Sebastian Thrun Pivots Udacity Toward Vocational Education 86
lpress writes "Udacity CEO and MOOC super star Sebastian Thrun has decided to scale back his original ambition of providing a free college education for everyone and focus on (lifelong) vocational education. A pilot test of Udacity material in for-credit courses at San Jose State University was discouraging, so Udacity is developing an AT&T-sponsored masters degree at Georgia Tech and training material for developers. If employers like this emphasis, it might be a bigger threat to the academic status quo than offering traditional college courses."
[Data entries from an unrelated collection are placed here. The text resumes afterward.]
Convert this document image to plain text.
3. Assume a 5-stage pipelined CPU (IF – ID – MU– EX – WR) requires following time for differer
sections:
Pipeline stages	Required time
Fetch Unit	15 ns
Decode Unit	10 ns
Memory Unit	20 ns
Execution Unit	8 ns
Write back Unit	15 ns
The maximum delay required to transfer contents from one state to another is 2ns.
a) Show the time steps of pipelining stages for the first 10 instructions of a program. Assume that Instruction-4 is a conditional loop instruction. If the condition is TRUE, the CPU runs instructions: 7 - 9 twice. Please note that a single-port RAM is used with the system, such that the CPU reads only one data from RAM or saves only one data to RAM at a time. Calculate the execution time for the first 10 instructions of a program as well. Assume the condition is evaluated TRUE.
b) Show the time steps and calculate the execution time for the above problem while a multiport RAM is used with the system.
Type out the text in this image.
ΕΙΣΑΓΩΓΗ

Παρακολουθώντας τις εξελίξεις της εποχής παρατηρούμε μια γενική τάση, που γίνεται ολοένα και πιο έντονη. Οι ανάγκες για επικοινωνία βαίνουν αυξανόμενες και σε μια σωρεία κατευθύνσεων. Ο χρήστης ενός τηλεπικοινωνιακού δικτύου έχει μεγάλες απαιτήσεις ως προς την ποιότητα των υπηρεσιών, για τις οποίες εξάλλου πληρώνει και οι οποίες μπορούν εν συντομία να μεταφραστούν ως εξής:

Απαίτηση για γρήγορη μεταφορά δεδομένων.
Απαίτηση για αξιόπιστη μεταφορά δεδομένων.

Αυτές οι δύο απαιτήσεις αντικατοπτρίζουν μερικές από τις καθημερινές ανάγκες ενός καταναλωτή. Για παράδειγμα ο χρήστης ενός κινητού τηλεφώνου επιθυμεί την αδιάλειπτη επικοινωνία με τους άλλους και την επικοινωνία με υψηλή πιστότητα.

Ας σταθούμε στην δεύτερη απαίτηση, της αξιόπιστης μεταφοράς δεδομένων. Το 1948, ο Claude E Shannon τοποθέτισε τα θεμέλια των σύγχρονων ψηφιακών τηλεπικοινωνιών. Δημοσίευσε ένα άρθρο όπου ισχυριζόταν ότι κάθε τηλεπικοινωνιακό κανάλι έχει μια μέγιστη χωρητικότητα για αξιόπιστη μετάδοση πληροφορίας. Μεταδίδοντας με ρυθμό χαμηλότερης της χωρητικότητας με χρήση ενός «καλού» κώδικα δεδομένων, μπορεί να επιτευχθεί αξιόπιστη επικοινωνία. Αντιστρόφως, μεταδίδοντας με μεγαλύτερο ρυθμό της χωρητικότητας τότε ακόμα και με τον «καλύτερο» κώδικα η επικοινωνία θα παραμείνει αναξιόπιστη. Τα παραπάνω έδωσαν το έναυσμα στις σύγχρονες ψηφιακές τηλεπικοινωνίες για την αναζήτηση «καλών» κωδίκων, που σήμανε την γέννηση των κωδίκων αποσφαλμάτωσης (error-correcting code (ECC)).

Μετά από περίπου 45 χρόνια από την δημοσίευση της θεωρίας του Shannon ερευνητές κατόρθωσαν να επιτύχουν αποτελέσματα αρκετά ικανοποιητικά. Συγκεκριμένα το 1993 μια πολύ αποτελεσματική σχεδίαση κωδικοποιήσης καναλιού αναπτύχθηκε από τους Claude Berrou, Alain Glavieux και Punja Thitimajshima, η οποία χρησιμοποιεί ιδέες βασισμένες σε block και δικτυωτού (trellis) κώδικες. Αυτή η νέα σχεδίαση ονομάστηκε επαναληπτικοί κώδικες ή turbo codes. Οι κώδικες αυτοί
MS the new VoTech (Score:2, Informative)
The BS is the new high school degree. So now the MS is the new VoTech? Sheesh, people are getting stupid. I actually took electronics VoTech the last two years of high school in the late 80's, and we covered Karnaugh mapping, small signal response, assembly level programming, etc.
Not at all true (Score:5, Informative)
There is a fact a high demand for actually skilled labor. There's a high demand for skilled developers, for example; I have seen that first hand.
I also know from others there is high demand for really skilled heavy machinery workers, skilled plumbers, skilled electricians, etc.
What there is a lack of is people willing to put time and especially effort into learning a real skill rather than a degree. You can find guys willing to sling code or a hammer as just a job, but very few that can (or want to) operate at a higher level.